(Friday, September 4, 2020, 9:15 PM EST) Is a stock bubble bursting?
No, the market plunge does not appear to be a bubble bursting. Here's why.
Consumer sentiment is still ailing. At 74.1, consumer sentiment is still in the dumps. It's way off the average rate shown in the dotted line. Its weak condition belies the notion that last week's market downward volatility was a bubble about to burst. To float a price bubble in stock prices, irrational exuberance must be widespread. The 74.1 reading in the consumer confidence poll, conducted monthly by the University of Michigan for decades, is nothing like the 112-plus sentiment readings that characterized the tech bubble of 2000.
Covid crushed consumer confidence starting in March and April. A recovery is in progress, but no widespread irrational exuberance has driven stock prices, causing this past week's decline.
The PEG ratio – price-earnings to growth ratio -- is a company's price-to-earnings (P/E) ratio divided by the growth rate of its earnings. It is a more thorough metric than a standard P/E ratio. The PEG ratios of the top 10 public companies, which drive the performance of the major stock market indexes, were not outlandish before the big plunge this week, and their lead in recovering from Covid was cut back.
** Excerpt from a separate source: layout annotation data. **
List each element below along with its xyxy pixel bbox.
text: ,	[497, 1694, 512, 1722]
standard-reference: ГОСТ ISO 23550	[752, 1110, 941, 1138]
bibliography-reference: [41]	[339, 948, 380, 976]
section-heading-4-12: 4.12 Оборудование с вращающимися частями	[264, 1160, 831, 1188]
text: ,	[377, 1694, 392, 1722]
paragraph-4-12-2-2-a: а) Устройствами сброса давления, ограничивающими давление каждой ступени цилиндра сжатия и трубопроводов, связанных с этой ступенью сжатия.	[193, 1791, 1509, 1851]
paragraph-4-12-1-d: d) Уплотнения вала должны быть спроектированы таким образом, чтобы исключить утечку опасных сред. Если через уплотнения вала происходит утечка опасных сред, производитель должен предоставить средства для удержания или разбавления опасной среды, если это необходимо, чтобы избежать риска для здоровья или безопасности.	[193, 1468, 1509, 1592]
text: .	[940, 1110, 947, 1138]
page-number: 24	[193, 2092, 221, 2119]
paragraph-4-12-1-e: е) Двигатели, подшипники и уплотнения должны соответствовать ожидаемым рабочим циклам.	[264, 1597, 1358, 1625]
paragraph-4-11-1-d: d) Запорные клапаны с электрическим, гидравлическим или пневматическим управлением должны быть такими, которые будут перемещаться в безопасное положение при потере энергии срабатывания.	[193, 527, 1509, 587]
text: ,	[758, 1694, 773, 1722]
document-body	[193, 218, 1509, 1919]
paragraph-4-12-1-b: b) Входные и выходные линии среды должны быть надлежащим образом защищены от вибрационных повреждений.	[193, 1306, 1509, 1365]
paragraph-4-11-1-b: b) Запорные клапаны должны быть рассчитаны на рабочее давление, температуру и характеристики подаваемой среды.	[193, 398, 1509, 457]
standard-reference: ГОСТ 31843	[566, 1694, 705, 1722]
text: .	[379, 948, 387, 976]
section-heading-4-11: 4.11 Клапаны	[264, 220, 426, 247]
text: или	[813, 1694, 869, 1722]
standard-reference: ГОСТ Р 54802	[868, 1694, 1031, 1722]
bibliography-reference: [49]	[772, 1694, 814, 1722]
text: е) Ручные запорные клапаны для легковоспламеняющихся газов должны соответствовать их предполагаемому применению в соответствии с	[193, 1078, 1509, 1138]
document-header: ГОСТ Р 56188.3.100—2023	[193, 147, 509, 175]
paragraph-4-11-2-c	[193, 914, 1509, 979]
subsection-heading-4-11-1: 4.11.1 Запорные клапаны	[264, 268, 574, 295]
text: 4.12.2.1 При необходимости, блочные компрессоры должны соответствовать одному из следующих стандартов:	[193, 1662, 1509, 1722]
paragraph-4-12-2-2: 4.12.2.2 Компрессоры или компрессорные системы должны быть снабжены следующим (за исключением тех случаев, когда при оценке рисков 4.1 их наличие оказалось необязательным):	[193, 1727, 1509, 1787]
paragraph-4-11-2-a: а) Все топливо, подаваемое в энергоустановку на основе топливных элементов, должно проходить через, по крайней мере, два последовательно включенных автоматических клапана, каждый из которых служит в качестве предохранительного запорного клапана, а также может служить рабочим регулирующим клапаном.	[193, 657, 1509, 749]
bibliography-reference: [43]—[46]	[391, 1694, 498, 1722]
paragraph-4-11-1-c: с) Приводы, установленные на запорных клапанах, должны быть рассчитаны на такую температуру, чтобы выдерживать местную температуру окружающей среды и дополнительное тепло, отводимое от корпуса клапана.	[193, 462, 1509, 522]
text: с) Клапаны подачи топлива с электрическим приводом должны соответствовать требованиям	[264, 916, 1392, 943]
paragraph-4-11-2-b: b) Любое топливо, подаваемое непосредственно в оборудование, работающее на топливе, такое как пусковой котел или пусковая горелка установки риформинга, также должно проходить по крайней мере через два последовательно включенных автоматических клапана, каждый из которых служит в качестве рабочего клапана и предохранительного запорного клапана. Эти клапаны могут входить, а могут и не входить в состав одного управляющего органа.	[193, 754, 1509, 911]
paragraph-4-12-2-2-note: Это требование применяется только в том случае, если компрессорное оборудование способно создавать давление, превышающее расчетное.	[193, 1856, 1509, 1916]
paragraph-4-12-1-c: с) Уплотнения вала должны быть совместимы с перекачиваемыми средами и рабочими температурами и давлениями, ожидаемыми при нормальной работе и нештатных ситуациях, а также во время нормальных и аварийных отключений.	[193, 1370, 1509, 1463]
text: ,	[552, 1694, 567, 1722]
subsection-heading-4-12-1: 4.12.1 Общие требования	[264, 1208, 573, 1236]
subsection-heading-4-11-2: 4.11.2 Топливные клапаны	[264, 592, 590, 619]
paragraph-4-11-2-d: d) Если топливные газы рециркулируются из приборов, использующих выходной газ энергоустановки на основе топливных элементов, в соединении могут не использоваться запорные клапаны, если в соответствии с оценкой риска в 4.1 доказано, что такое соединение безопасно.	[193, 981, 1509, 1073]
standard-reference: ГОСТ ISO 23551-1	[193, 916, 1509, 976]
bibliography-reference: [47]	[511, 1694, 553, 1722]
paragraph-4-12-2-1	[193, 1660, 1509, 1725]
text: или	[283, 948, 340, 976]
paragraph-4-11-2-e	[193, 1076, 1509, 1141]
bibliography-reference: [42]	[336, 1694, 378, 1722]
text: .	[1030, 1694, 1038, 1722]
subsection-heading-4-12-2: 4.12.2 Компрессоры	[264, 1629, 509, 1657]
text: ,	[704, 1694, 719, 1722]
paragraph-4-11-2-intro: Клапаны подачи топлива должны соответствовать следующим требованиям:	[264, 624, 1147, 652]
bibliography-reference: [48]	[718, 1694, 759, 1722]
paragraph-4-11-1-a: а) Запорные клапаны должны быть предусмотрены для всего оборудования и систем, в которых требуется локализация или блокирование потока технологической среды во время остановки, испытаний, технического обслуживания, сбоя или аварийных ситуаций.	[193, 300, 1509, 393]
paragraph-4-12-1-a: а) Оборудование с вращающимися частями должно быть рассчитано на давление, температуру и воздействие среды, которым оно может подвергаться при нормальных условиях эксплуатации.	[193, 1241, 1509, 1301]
Since the FAANGM – Facebook, Amazon, Apple, Netflix, Google, and Microsoft – have lead the recovery from Covid and the major market indexes are heavily influenced by market capitalization, their outsized returns have blown away the broad market.
The Standard & Poor's 500 stock index closed Friday at 3,426.96. The index had fallen -3.5% on Thursday and plunged another -3.1% Friday before recovering to close at 3,455.06. That's -2.33% lower than last Friday's close, but +42% over the March 23rd bear market low.
This past week saw a new all-time high for the S&P 500, as well as the largest single-day drop since June 11th. Stock prices have swung wildly since the coronavirus crisis started in March and volatility is to be expected in the months ahead.